Os tempos parecem favoráveis ao exercício desta caraterística do ser humano. Segundo o dicionário, o que na verdade o define. Mas infelizmente não acontece. Não somos indignados e nem exercitamos essa prerrogativa como atitude propositiva para questionar e mudar algo. Nos tempos bíblicos, a indignação chega a ser exaltada. Moisés quebrou as tábuas da lei, indignado (Ex 32). Elias, matou os profetas de Baal, indignado (1 Rs 18). E o que dizer de Jesus com os vendilhões no Tempo (Jo 2) ou de S. Paulo, quando escreve aos Gálatas insensatos (Gl 3)?

A indignação é sempre o começo de algo e nunca um fim em si mesmo. Por vê-la condenada à inércia e ao vazio, o poeta português Miguel Torga, decepcionado com os conterrâneos durante o período de ditadura, exclamava: “É um fenômeno curioso: o país ergue-se indignado, moureja o dia inteiro indignado, come, bebe e diverte-se indignado, mas não passa disto. Somos, socialmente, uma coletividade pacífica de revoltados.”

O país vive um momento delicadíssimo de polarização burra. Uso este termo para me referir à inexistência de qualquer condição de debate, pois as definições sobre os posicionamentos assumidos são fechadas. Sente-se no ar um cheiro de revanchismo de parte a parte, com acusações e agressões generalizadas, facilitadas pelas mídias sociais (em minúsculo).

Entrincheirados e municiados, vão construindo obstáculos que detonam as parcas chances de entendimento. Um país refém de uma mediocridade já denunciada, que põe em causa sua subsistência e a estabilidade de suas instituições.

Ora, nada disto se configura como indignação. Não somos indignados contra a mentira, contra o negacionismo, contra a corrupção em si, contra a desigualdade social, contra o feminicídio, contra a devastação da floresta, contra a fome, contra a miséria, desemprego etc. etc. Estamos apenas revoltados. Revoltados uns contra os outros. Acusando-nos mutuamente. Como qualquer boa revolta, revelando uma extrema miopia que beira a cegueira.

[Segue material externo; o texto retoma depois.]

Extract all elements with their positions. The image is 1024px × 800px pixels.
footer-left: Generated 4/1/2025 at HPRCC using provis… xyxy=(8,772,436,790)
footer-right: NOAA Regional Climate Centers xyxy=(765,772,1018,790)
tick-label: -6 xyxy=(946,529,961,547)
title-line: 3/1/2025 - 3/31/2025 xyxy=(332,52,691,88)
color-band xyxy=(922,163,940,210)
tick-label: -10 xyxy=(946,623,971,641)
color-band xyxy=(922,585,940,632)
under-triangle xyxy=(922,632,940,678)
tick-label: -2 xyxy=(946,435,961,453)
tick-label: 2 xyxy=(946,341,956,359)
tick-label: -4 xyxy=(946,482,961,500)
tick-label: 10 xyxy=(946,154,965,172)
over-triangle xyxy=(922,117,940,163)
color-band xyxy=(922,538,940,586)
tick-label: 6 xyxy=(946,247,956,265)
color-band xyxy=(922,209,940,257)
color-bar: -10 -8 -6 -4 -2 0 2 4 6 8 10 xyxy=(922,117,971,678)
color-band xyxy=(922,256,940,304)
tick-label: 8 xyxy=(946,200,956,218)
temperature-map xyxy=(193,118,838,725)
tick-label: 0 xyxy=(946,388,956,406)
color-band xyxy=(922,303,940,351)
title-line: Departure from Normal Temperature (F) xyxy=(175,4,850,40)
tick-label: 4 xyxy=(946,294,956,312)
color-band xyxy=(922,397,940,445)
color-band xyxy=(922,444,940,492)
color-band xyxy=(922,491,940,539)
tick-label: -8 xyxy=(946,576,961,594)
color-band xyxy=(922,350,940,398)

Alguns bispos brasileiros revelaram indignação. O fizeram por estritas motivações bíblicas e com conteúdo apontado. "O Brasil atravessa um dos períodos mais difíceis de sua história, (...) há uma tensão que se abate sobre os fundamentos da República, provocada em grande medida pelo Presidente da República”. Os bispos pedem a abertura de “um amplo diálogo nacional que envolva humanistas, os comprometidos com a democracia, movimentos sociais, homens e mulheres de boa vontade, para que seja restabelecido o respeito à Constituição Federal e ao Estado Democrático de Direito”.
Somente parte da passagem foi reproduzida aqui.